Phevor, published in 2014, uses a novel algorithmic approach to directly integrate clinical phenotype information with gene function and disease information – bridging the gap between clinicians and computational biologists3. Phevor starts by mapping phenotype terms to the Human Phenotype Ontology4, Gene Ontology and other ontologies then uses a unique network propagation approach to identify additional gene candidates. This process creates a ranked list of genes ordered by the specific phenotype provided. Phevor then combines this prioritized list of genes with the VAAST analysis to produce a combined ranking of candidate genes based on deleteriousness and the specific phenotype or phenotypes in question.

The 2014 Phevor paper outlines three cases where Phevor was used to ascertain the genetic cause of disease in three undiagnosed children, including identification of a novel disease gene in a 6-month old infant with idiopathic liver disease. The integration of VAAST and Phevor within the Fabric Enterprise platform provides intuitive access to these advanced algorithms, and usage within Fabric Enterprise’s clinical interpretation workflows. Fabric Enterprise also allows users to combine these advanced algorithms with traditional filtering techniques, accelerating and improving the accuracy of interpretation while providing flexibility.

This combined algorithmic variant interpretation approach significantly increases the power and likelihood for diagnosis in individual patients or patients with two or three other family members, the most commonly occurring clinical scenarios.

Fabric’s latest gene-ranking algorithm, GEM, builds on VAAST and PHEVOR and incorporates clinical information from OMIM and ClinVar.  GEM uses novel Artificial Intelligence (AI) methods to dramatically improve the speed, efficiency, and effectiveness of clinical genome interpretation.
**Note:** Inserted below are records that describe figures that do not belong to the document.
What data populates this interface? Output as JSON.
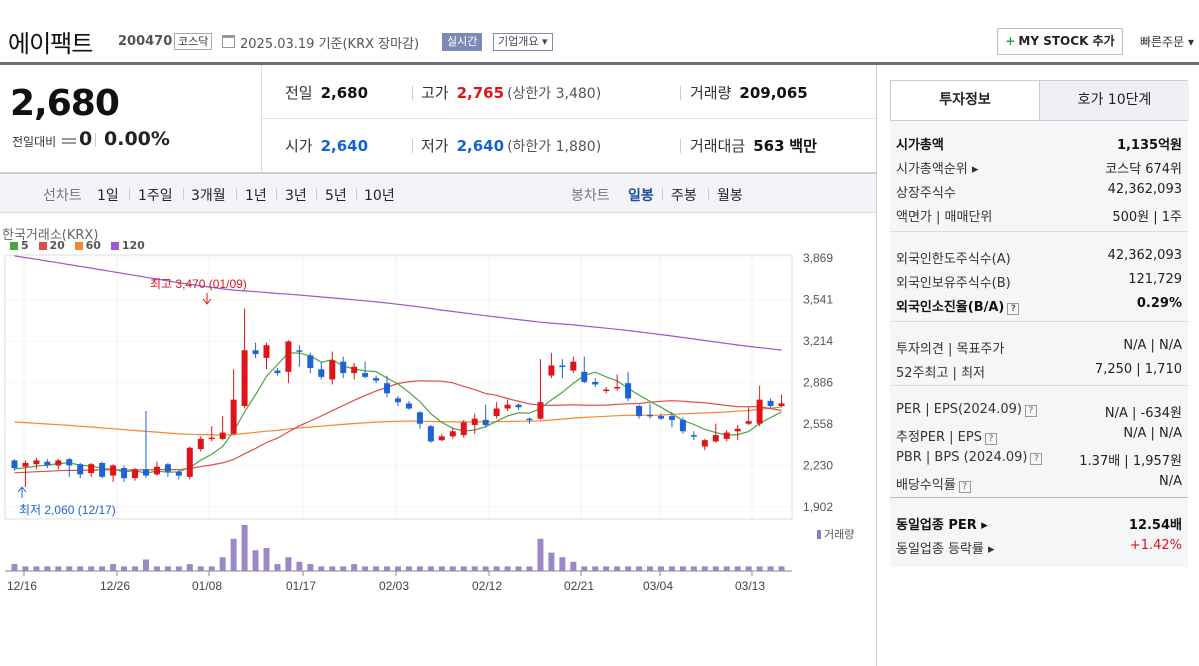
{
  "header": {
    "name": "에이팩트",
    "code": "200470",
    "market": "코스닥",
    "date": "2025.03.19  기준(KRX 장마감)",
    "realtime": "실시간",
    "company": "기업개요 ▾",
    "mystock": "MY STOCK 추가",
    "mystock_plus": "+",
    "quick": "빠른주문 ▾"
  },
  "summary": {
    "price": "2,680",
    "change_label": "전일대비",
    "change": "0",
    "change_pct": "0.00%",
    "prev_label": "전일",
    "prev": "2,680",
    "high_label": "고가",
    "high": "2,765",
    "upper_limit": "(상한가 3,480)",
    "volume_label": "거래량",
    "volume": "209,065",
    "open_label": "시가",
    "open": "2,640",
    "low_label": "저가",
    "low": "2,640",
    "lower_limit": "(하한가 1,880)",
    "amount_label": "거래대금",
    "amount": "563",
    "amount_unit": "백만"
  },
  "tabs": {
    "line_label": "선차트",
    "periods": [
      "1일",
      "1주일",
      "3개월",
      "1년",
      "3년",
      "5년",
      "10년"
    ],
    "candle_label": "봉차트",
    "candles": [
      "일봉",
      "주봉",
      "월봉"
    ],
    "candle_selected": "일봉"
  },
  "chart_data": {
    "type": "candlestick",
    "exchange": "한국거래소(KRX)",
    "legend": [
      {
        "name": "5",
        "color": "#4aa53e"
      },
      {
        "name": "20",
        "color": "#e24a4a"
      },
      {
        "name": "60",
        "color": "#f08a30"
      },
      {
        "name": "120",
        "color": "#9b59d0"
      }
    ],
    "yticks": [
      "3,869",
      "3,541",
      "3,214",
      "2,886",
      "2,558",
      "2,230",
      "1,902"
    ],
    "ylim": [
      1902,
      3869
    ],
    "xticks": [
      "12/16",
      "12/26",
      "01/08",
      "01/17",
      "02/03",
      "02/12",
      "02/21",
      "03/04",
      "03/13"
    ],
    "volume_label": "거래량",
    "high_annotation": "최고 3,470 (01/09)",
    "low_annotation": "최저 2,060 (12/17)",
    "candles": [
      [
        2270,
        2210,
        2280,
        2190
      ],
      [
        2220,
        2250,
        2270,
        2060
      ],
      [
        2240,
        2270,
        2290,
        2200
      ],
      [
        2260,
        2230,
        2280,
        2210
      ],
      [
        2230,
        2270,
        2280,
        2200
      ],
      [
        2280,
        2230,
        2290,
        2140
      ],
      [
        2240,
        2160,
        2250,
        2130
      ],
      [
        2170,
        2240,
        2250,
        2140
      ],
      [
        2250,
        2140,
        2260,
        2130
      ],
      [
        2150,
        2230,
        2240,
        2100
      ],
      [
        2210,
        2130,
        2230,
        2100
      ],
      [
        2130,
        2200,
        2210,
        2110
      ],
      [
        2200,
        2150,
        2660,
        2130
      ],
      [
        2160,
        2220,
        2260,
        2150
      ],
      [
        2240,
        2180,
        2250,
        2140
      ],
      [
        2180,
        2150,
        2200,
        2120
      ],
      [
        2140,
        2370,
        2380,
        2120
      ],
      [
        2360,
        2440,
        2460,
        2340
      ],
      [
        2450,
        2450,
        2540,
        2420
      ],
      [
        2440,
        2490,
        2620,
        2430
      ],
      [
        2480,
        2750,
        2990,
        2470
      ],
      [
        2700,
        3140,
        3470,
        2680
      ],
      [
        3140,
        3110,
        3200,
        3080
      ],
      [
        3080,
        3180,
        3200,
        2990
      ],
      [
        2980,
        2960,
        3000,
        2940
      ],
      [
        2970,
        3210,
        3220,
        2880
      ],
      [
        3140,
        3130,
        3180,
        3010
      ],
      [
        3100,
        3000,
        3120,
        2960
      ],
      [
        2990,
        2930,
        3050,
        2910
      ],
      [
        2910,
        3060,
        3130,
        2870
      ],
      [
        3050,
        2960,
        3090,
        2920
      ],
      [
        2960,
        3010,
        3040,
        2910
      ],
      [
        2960,
        2930,
        3050,
        2920
      ],
      [
        2920,
        2900,
        2940,
        2880
      ],
      [
        2880,
        2800,
        2940,
        2770
      ],
      [
        2760,
        2730,
        2780,
        2700
      ],
      [
        2720,
        2680,
        2740,
        2670
      ],
      [
        2650,
        2560,
        2660,
        2520
      ],
      [
        2540,
        2420,
        2550,
        2410
      ],
      [
        2430,
        2460,
        2480,
        2420
      ],
      [
        2460,
        2500,
        2530,
        2440
      ],
      [
        2470,
        2570,
        2590,
        2450
      ],
      [
        2550,
        2600,
        2640,
        2480
      ],
      [
        2590,
        2550,
        2710,
        2530
      ],
      [
        2620,
        2680,
        2730,
        2600
      ],
      [
        2680,
        2710,
        2750,
        2660
      ],
      [
        2710,
        2690,
        2720,
        2670
      ],
      [
        2600,
        2590,
        2610,
        2560
      ],
      [
        2600,
        2730,
        3070,
        2590
      ],
      [
        2940,
        3020,
        3120,
        2920
      ],
      [
        3020,
        3010,
        3070,
        2920
      ],
      [
        2980,
        3050,
        3090,
        2960
      ],
      [
        2970,
        2890,
        3090,
        2880
      ],
      [
        2890,
        2870,
        2920,
        2850
      ],
      [
        2830,
        2830,
        2850,
        2800
      ],
      [
        2840,
        2850,
        2950,
        2820
      ],
      [
        2880,
        2760,
        2970,
        2740
      ],
      [
        2700,
        2620,
        2710,
        2600
      ],
      [
        2630,
        2620,
        2720,
        2600
      ],
      [
        2620,
        2600,
        2640,
        2590
      ],
      [
        2620,
        2590,
        2650,
        2530
      ],
      [
        2590,
        2500,
        2610,
        2480
      ],
      [
        2470,
        2460,
        2500,
        2430
      ],
      [
        2380,
        2430,
        2440,
        2350
      ],
      [
        2420,
        2470,
        2560,
        2410
      ],
      [
        2440,
        2490,
        2510,
        2420
      ],
      [
        2500,
        2520,
        2550,
        2430
      ],
      [
        2560,
        2580,
        2690,
        2550
      ],
      [
        2560,
        2750,
        2860,
        2540
      ],
      [
        2740,
        2700,
        2760,
        2680
      ],
      [
        2700,
        2720,
        2790,
        2690
      ]
    ],
    "volumes": [
      3,
      2,
      2,
      2,
      2,
      2,
      2,
      2,
      2,
      3,
      2,
      2,
      5,
      2,
      2,
      2,
      3,
      2,
      2,
      6,
      14,
      20,
      9,
      10,
      3,
      6,
      4,
      3,
      2,
      2,
      2,
      3,
      2,
      2,
      2,
      2,
      2,
      2,
      2,
      2,
      2,
      2,
      2,
      2,
      2,
      2,
      2,
      2,
      14,
      8,
      6,
      4,
      2,
      2,
      2,
      2,
      2,
      2,
      2,
      2,
      2,
      2,
      2,
      2,
      2,
      2,
      2,
      2,
      2,
      2,
      2
    ]
  },
  "right_panel": {
    "tab_active": "투자정보",
    "tab_inactive": "호가 10단계",
    "rows": [
      {
        "k": "시가총액",
        "v": "1,135억원",
        "bold": true
      },
      {
        "k": "시가총액순위 ▸",
        "v": "코스닥 674위"
      },
      {
        "k": "상장주식수",
        "v": "42,362,093"
      },
      {
        "k": "액면가 | 매매단위",
        "v": "500원 | 1주"
      },
      {
        "k": "외국인한도주식수(A)",
        "v": "42,362,093"
      },
      {
        "k": "외국인보유주식수(B)",
        "v": "121,729"
      },
      {
        "k": "외국인소진율(B/A)",
        "v": "0.29%",
        "bold": true
      },
      {
        "k": "투자의견 | 목표주가",
        "v": "N/A | N/A"
      },
      {
        "k": "52주최고 | 최저",
        "v": "7,250 | 1,710"
      },
      {
        "k": "PER | EPS(2024.09)",
        "v": "N/A | -634원"
      },
      {
        "k": "추정PER | EPS",
        "v": "N/A | N/A"
      },
      {
        "k": "PBR | BPS (2024.09)",
        "v": "1.37배 | 1,957원"
      },
      {
        "k": "배당수익률",
        "v": "N/A"
      },
      {
        "k": "동일업종 PER ▸",
        "v": "12.54배",
        "bold": true
      },
      {
        "k": "동일업종 등락률 ▸",
        "v": "+1.42%"
      }
    ],
    "qmark": "?"
  }
}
GEM takes as inputs the clinical features of the patient along with their genome sequence and produces a concise ranked list of clinically relevant variants. Benchmarking data across several cohorts of previously diagnosed rare genetic disease patients has shown the algorithm to be highly sensitive for finding known disease genes, with the causal gene ranking in the top 2 over 90% of the time. GEM consistently outranks other algorithms in its ability to detect causal variants while reviewing the smallest number of genes.   GEM is positioned to dramatically increase the speed and efficiency of clinical genome analysis, with applications in the analysis of undiagnosed rare disease, rapid analysis of NICU/PICU cases and routine re-analysis of negative genomes.


[1] Adzhubei et al, Nat Methods 2010.

[2] Rope et al, Am J Hum Genet. 2011, Yandell et al, Genome Res. 2011

[3] Singleton et al, Am. J. Hum. Gen. 2014

[4] Köhler, S., et al. The Human Phenotype Ontology project: linking molecular biology and disease through phenotype data. Nucleic Acids Res. 42, D966-74 (2014).